Let us be specific. Governments, foundations, and education systems/institutions can and should implement open education licensing policies by requiring open licenses on the educational resources produced with their funding. Strong open licensing policies make open licensing mandatory and apply a clear definition for open license, ideally using the Creative Commons Attribution (CC BY) license that grants full reuse rights provided the original author is attributed. The good news is open education policies are happening! In June 2012, UNESCO convened a World OER Congress and released a 2012 Paris OER Declaration, which included a call for governments to ‘encourage the open licensing of educational materials produced with public funds.’ UNESCO will be convening a second World OER Congress in Slovenia in 2017 to establish a ‘normative instrument on OER.’ OECD recently released its 2015 report: ‘Open Educational Resources: A Catalyst for Innovation’ provides policy options to governments such as: ‘Regulate that all publicly funded materials should be OER by default. Alternatively, the regulation could state that new educational resources should be based on existing OER, where possible (“reuse first” principle).’

As governments and foundations move to require the products of their grants and/or contracts be openly licensed, the implementation stage of these policies critical; open licensing policies should have systems in place to ensure that grantees comply with the policy, properly apply an open license to their work, and share an editable, accessible version of the OER in a public OER repository.

A good example of an open education licensing policy done well is the US Department of Labor’s 2010 Trade Adjustment Assistance Community College and Career Training Grant Program (TAACCCT) which committed US$2 billion in federal grant funding over four years to ‘expand and improve their ability to deliver education and career training programs’ (p.1).

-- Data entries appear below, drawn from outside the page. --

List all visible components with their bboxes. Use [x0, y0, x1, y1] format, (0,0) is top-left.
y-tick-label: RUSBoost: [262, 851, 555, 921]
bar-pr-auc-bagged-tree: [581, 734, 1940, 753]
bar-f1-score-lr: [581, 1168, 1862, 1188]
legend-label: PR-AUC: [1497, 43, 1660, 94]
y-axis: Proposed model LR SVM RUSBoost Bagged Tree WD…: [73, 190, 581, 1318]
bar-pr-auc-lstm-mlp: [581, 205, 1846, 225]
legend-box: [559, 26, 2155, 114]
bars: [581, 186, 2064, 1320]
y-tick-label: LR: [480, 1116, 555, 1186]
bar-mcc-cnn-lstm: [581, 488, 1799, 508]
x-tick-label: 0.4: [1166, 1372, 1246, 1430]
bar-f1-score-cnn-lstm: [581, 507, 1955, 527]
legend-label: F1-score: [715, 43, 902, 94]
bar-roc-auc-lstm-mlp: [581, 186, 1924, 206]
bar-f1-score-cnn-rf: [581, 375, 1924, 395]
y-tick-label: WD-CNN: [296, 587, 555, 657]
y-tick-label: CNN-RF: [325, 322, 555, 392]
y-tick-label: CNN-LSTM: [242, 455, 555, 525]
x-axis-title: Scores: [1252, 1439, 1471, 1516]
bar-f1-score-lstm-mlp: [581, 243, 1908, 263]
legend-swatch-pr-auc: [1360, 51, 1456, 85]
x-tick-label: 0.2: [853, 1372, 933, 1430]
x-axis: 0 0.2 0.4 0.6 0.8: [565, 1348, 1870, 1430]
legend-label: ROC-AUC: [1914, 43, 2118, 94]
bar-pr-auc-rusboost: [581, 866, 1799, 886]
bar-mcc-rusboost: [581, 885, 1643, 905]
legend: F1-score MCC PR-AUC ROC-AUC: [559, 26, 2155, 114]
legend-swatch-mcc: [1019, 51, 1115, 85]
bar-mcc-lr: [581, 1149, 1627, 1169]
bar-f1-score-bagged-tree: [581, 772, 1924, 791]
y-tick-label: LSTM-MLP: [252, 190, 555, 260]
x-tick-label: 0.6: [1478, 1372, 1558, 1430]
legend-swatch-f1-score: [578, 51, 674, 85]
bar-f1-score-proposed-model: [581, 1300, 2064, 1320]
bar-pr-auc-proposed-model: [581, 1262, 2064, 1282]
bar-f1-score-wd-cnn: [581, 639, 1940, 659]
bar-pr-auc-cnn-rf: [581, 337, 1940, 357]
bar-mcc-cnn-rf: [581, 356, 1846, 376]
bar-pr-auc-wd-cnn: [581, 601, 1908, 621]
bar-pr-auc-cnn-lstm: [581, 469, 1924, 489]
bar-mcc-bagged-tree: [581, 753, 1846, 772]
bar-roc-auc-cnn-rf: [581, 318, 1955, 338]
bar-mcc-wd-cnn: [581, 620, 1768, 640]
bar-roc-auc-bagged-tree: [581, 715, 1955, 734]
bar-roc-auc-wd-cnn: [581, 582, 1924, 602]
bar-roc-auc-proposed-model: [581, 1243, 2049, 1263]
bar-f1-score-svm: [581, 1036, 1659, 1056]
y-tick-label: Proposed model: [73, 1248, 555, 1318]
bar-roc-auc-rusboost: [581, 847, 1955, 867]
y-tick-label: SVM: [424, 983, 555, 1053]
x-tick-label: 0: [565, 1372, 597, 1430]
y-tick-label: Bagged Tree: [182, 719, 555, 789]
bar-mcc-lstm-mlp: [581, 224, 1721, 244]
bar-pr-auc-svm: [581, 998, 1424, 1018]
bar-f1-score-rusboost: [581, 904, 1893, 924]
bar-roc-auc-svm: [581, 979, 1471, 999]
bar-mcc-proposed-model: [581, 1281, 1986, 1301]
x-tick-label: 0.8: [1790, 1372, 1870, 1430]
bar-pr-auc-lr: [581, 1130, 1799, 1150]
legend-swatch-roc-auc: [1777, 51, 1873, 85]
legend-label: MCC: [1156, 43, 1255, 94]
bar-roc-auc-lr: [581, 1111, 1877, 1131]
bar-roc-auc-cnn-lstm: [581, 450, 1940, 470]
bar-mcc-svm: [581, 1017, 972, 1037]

The intellectual property section of the grant program description requires that all educational materials created with grant funding be licensed under the Creative Commons Attribution (CC BY) license, and the Department required its grantees to deposit editable copies of the CC BY OER into skillscommons.org — a public open education repository.

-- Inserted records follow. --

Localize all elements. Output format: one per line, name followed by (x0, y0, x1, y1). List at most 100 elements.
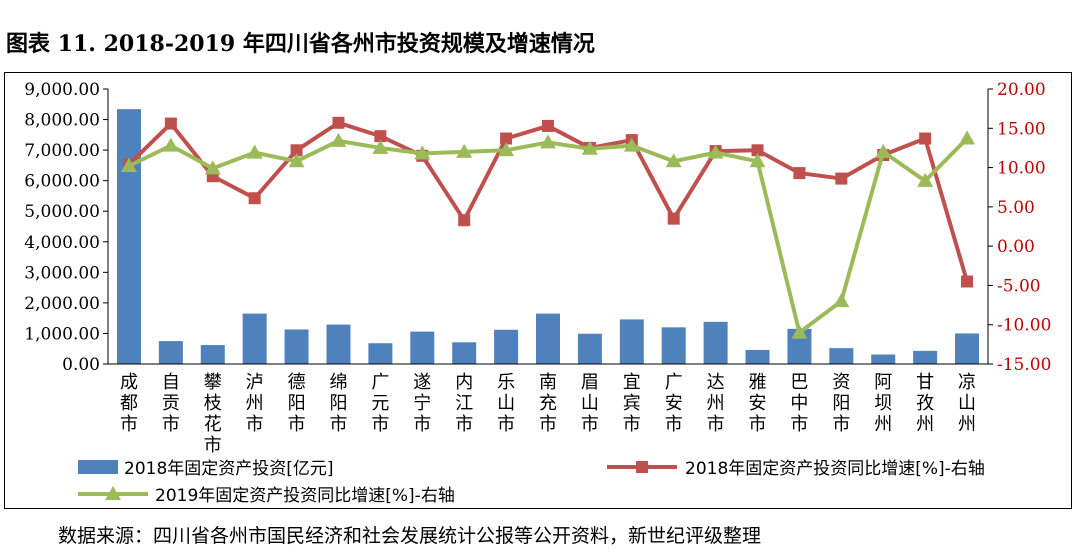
right-tick-label: 10.00 (997, 159, 1046, 179)
legend-marker-square (636, 461, 648, 473)
x-tick-label: 广安市 (665, 372, 683, 435)
bar (242, 313, 267, 364)
source-note: 数据来源：四川省各州市国民经济和社会发展统计公报等公开资料，新世纪评级整理 (58, 525, 762, 547)
point (500, 132, 513, 145)
point (372, 139, 389, 154)
figure-title: 图表 11. 2018-2019 年四川省各州市投资规模及增速情况 (6, 31, 595, 57)
left-tick-label: 7,000.00 (24, 141, 100, 161)
right-tick-label: 5.00 (997, 198, 1035, 218)
bar (745, 349, 770, 364)
left-tick-label: 3,000.00 (24, 263, 100, 283)
left-tick-label: 4,000.00 (24, 233, 100, 253)
x-tick-label: 宜宾市 (623, 372, 641, 435)
point (332, 116, 345, 129)
legend-label: 2018年固定资产投资同比增速[%]-右轴 (685, 459, 985, 479)
point (458, 214, 471, 227)
point (623, 137, 640, 152)
point (707, 144, 724, 159)
legend-item-line-2018: 2018年固定资产投资同比增速[%]-右轴 (607, 459, 985, 479)
point (961, 275, 974, 288)
legend-label: 2019年固定资产投资同比增速[%]-右轴 (155, 486, 455, 506)
combo-chart: 0.00 1,000.00 2,000.00 3,000.00 4,000.00 5,00… (24, 80, 1051, 506)
bar (955, 333, 980, 364)
x-tick-label: 德阳市 (288, 372, 306, 435)
axes: 0.00 1,000.00 2,000.00 3,000.00 4,000.00 5,00… (24, 80, 1051, 375)
bar (284, 329, 309, 364)
bar-series-2018-investment (116, 109, 980, 364)
point (749, 153, 766, 168)
bar (200, 345, 225, 364)
right-tick-label: -10.00 (997, 316, 1051, 336)
x-tick-label: 凉山州 (958, 372, 976, 435)
point (667, 212, 680, 225)
x-tick-label: 广元市 (371, 372, 389, 435)
point (917, 172, 934, 187)
legend: 2018年固定资产投资[亿元] 2018年固定资产投资同比增速[%]-右轴 2019… (78, 459, 985, 506)
x-tick-label: 成都市 (120, 372, 138, 435)
x-tick-label: 甘孜州 (916, 372, 934, 435)
bar (913, 350, 938, 364)
point (542, 119, 554, 132)
left-tick-label: 6,000.00 (24, 172, 100, 192)
point (791, 324, 808, 339)
point (414, 145, 431, 160)
point (919, 132, 932, 145)
x-tick-label: 绵阳市 (329, 372, 347, 435)
x-tick-label: 南充市 (539, 372, 557, 435)
x-tick-label: 巴中市 (790, 372, 808, 435)
point (959, 130, 976, 145)
point (793, 167, 806, 180)
point (290, 144, 303, 157)
left-tick-label: 8,000.00 (24, 111, 100, 131)
right-tick-label: -5.00 (997, 276, 1041, 296)
point (456, 143, 473, 158)
right-tick-label: -15.00 (997, 355, 1051, 375)
bar (703, 321, 728, 364)
left-tick-label: 1,000.00 (24, 324, 100, 344)
point (665, 153, 682, 168)
x-tick-label: 自贡市 (162, 372, 180, 435)
point (162, 137, 179, 152)
x-tick-label: 资阳市 (832, 372, 850, 435)
left-tick-label: 9,000.00 (24, 80, 100, 100)
bar (158, 341, 183, 364)
left-tick-label: 0.00 (62, 355, 100, 375)
bar (661, 327, 686, 364)
chart-frame: 0.00 1,000.00 2,000.00 3,000.00 4,000.00 5,00… (4, 72, 1072, 509)
bar (829, 348, 854, 364)
bar (494, 329, 519, 364)
right-tick-label: 0.00 (997, 237, 1035, 257)
point (540, 134, 556, 149)
left-tick-label: 5,000.00 (24, 202, 100, 222)
point (164, 117, 177, 130)
bar (619, 319, 644, 364)
point (248, 192, 261, 205)
point (120, 158, 137, 172)
bar (452, 342, 477, 364)
point (833, 293, 850, 308)
legend-marker-triangle (105, 486, 121, 500)
x-tick-label: 达州市 (707, 372, 725, 435)
bar (116, 109, 141, 364)
point (498, 142, 515, 157)
point (246, 144, 263, 159)
left-tick-label: 2,000.00 (24, 294, 100, 314)
x-tick-labels: 成都市 自贡市 攀枝花市 泸州市 德阳市 绵阳市 广元市 遂宁市 内江市 乐山市 南充市 眉山市 宜宾市… (120, 372, 976, 456)
right-tick-label: 15.00 (997, 119, 1046, 139)
point (835, 172, 848, 185)
bar (326, 324, 351, 364)
x-tick-label: 遂宁市 (413, 372, 431, 435)
x-tick-label: 内江市 (455, 372, 473, 435)
point (330, 132, 347, 147)
point (204, 160, 221, 175)
point (581, 140, 598, 155)
x-tick-label: 眉山市 (581, 372, 599, 435)
legend-item-bar: 2018年固定资产投资[亿元] (78, 459, 334, 479)
bar (368, 343, 393, 364)
point (374, 130, 387, 143)
bar (871, 354, 896, 364)
x-tick-label: 泸州市 (246, 372, 264, 435)
legend-swatch-bar (78, 460, 118, 474)
legend-label: 2018年固定资产投资[亿元] (124, 459, 334, 479)
right-tick-label: 20.00 (997, 80, 1046, 100)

A number of other nations, provinces and states have also adopted or announced open education policies relating to the creation, review, remix and/or adoption of OER. The Open Policy Registry lists over 130 national, state, province, and institutional policies relating to OER, including policies like a national open licensing framework and a policy explicitly permitting public school teachers to share materials they create in the course of their employment under a CC license.

New open policy projects like the Open Policy Network and the Institute for Open Leadership are well positioned to foster the creation, adoption, and implementation of open policies and practices that advance the public good by supporting open policy advocates, organizations, and policy makers, connecting open policy opportunities with assistance, and sharing open policy information. Because the bulk of education and research funding comes from taxpayer dollars, it is essential to create, adopt and implement open education licensing policies. The traditional model of academic research publishing borders on scandalous. Every year, hundreds of billions in research and data are funded by the public through government grants, and then acquired at no cost by publishers who do not compensate a single author or peer reviewer, acquire all copyright rights, and then sell access to the publicly funded research back to the University and Colleges. In the US, the combined value of government, non-profit, and university-funded research in 2013 was over US$158 billion — about a third of all the R&D in the United States that year.

As governments move to require open licensing policies, hundreds of billions of dollars of education and research resources will be freely and legally available to the public that paid for them. Every taxpayer − in every country − has a reasonable expectation of access to educational materials and research products whose creation tax dollars supported.